Pembrolizumab as first-line therapy for patients with PD-L1–positive advanced non–small cell lung cancer: a phase 1 trial
Mené sur 101 patients atteints d'un cancer du poumon non à petites cellules exprimant PD-L1, cet essai de phase I analyse l'efficacité, du point de vue du taux de réponse objective, et la toxicité du pembrolizumab en traitement de première ligne
Background: Pembrolizumab improved survival as first- and second-line therapy compared with chemotherapy in patients with highly programmed death ligand 1 (PD-L1) expressing advanced non–small cell lung cancer (NSCLC). We report the long-term safety and clinical activity of pembrolizumab as first-line therapy for patients with advanced NSCLC and the correlation between PD-L1 expression and efficacy. Patients and methods: In the open-label phase 1b KEYNOTE-001 trial, treatment-naive patients with advanced NSCLC whose tumors expressed PD-L1 (≥1% staining, assessed using a prototype assay) were randomly assigned to intravenous pembrolizumab 2 or 10 mg/kg every 3 (Q3W) or 2 (Q2W) weeks. Response was assessed per central RECIST v1.1 every 9 weeks in all patients who received ≥1 pembrolizumab dose. Using pre-treatment tumor tissue, a clinical assay quantified the percentage of tumor cells expressing PD-L1 as tumor proportion score (TPS). Results: Between March 1, 2013, and September 18, 2015, 101 patients received pembrolizumab 2 mg/kg Q3W (n = 6), 10 mg/kg Q3W (n = 49), or 10 mg/kg Q2W (n = 46). Of these, 27 (26.7%) had TPS ≥50%, 52 (51.5%) had TPS 1%–49%, and 12 (11.9%) had TPS <1%. The objective response rate (ORR) was 27% (27/101, 95% CI 18–37) and median overall survival was 22.1 months (95% CI 17.1–27.2).
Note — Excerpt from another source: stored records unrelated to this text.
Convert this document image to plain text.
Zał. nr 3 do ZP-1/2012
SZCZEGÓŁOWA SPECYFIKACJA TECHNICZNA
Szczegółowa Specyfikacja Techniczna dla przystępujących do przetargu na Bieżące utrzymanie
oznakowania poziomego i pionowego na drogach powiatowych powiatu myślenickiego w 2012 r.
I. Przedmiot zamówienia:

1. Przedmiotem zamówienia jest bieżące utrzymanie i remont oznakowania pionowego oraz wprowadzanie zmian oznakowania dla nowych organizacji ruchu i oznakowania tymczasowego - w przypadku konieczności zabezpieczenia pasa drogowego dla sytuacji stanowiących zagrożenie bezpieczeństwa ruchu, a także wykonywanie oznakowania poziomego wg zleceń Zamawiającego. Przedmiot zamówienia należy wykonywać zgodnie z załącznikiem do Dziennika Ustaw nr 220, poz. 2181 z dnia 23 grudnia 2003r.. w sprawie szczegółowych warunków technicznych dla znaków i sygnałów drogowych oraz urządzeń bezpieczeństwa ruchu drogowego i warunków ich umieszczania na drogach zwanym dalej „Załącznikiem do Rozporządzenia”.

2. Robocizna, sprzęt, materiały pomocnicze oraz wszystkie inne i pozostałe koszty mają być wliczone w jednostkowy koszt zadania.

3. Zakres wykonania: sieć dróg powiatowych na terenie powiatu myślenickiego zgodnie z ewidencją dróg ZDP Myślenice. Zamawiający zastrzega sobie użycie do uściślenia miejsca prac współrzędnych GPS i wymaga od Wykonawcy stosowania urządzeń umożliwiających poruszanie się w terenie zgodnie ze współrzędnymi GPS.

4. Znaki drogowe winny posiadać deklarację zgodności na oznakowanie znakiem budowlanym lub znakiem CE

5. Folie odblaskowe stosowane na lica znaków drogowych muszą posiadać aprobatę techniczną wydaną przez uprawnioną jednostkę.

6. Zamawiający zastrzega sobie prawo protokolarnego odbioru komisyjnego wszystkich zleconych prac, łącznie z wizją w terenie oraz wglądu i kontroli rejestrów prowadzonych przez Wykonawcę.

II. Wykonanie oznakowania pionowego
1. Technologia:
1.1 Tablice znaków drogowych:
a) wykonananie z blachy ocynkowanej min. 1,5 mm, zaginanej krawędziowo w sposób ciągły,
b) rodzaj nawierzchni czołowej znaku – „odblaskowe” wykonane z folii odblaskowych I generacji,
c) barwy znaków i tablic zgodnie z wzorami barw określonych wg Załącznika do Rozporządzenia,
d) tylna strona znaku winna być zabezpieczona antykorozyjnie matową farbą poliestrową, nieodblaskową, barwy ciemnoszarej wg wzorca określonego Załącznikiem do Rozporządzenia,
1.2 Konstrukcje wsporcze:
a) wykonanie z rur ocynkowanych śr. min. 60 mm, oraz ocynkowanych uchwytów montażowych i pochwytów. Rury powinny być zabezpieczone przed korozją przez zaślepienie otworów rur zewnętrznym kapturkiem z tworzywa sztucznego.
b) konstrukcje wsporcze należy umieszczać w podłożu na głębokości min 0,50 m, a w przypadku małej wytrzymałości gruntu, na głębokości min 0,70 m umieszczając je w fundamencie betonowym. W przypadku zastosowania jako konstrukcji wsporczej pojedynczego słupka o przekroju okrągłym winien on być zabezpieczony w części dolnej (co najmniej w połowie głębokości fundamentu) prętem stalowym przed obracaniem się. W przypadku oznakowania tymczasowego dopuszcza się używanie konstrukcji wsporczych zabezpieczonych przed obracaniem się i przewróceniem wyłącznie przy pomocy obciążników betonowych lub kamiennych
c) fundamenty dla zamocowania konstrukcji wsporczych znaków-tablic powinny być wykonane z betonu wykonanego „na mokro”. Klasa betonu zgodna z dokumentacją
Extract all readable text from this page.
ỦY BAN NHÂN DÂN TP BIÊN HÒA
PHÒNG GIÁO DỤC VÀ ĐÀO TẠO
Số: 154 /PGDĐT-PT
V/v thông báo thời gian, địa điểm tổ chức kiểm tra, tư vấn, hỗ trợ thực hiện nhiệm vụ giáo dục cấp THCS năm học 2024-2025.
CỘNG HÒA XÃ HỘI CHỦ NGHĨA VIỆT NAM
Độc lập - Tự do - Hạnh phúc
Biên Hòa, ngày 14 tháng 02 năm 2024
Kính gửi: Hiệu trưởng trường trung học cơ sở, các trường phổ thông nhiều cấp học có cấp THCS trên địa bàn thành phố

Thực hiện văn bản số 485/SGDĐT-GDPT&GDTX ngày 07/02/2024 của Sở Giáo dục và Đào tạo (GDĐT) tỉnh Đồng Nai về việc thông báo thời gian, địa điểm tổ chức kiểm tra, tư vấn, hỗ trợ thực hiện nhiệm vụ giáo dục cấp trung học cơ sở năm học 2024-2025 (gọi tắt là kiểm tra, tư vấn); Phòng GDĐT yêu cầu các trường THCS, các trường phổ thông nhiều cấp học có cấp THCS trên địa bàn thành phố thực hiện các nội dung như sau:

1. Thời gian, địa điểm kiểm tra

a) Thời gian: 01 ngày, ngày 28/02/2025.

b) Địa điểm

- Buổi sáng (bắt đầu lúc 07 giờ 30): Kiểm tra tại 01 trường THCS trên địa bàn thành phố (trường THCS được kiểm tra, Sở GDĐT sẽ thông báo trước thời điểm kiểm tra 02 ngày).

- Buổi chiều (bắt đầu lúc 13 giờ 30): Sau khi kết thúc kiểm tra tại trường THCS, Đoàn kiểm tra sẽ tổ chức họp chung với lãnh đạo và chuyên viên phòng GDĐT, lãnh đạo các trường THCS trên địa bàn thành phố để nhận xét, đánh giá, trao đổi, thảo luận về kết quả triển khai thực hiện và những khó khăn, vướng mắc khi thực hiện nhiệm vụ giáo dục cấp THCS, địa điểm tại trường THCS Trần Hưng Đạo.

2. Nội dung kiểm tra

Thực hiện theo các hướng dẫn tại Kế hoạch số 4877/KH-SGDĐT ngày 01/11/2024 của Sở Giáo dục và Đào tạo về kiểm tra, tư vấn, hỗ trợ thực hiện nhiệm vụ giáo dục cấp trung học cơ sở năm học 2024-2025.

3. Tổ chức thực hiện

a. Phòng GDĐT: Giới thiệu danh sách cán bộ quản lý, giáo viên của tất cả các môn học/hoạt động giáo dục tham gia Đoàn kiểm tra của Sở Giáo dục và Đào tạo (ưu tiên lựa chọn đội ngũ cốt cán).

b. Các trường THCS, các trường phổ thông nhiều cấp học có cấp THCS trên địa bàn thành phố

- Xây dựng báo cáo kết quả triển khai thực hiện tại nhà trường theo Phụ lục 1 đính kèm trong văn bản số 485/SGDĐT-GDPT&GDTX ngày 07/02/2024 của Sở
In patients with PD-L1 TPS ≥50%, ORR, 12-month PFS, and 12-month OS were higher (14/27 [51.9%; 95% CI 32%–71%], 54%, and 85%, respectively) than the overall population (27/101 [26.7%; 95% CI 18.4%–36.5%], 35%, 71%). Pembrolizumab was well tolerated, with only 12 (11.9%) patients experiencing grade 3/4 treatment-related adverse events and no treatment-related deaths. Conclusions: Pembrolizumab provides promising long-term OS benefit with a manageable safety profile for PD-L1–expressing treatment-naive advanced NSCLC, with greatest efficacy observed in patients with TPS ≥50%.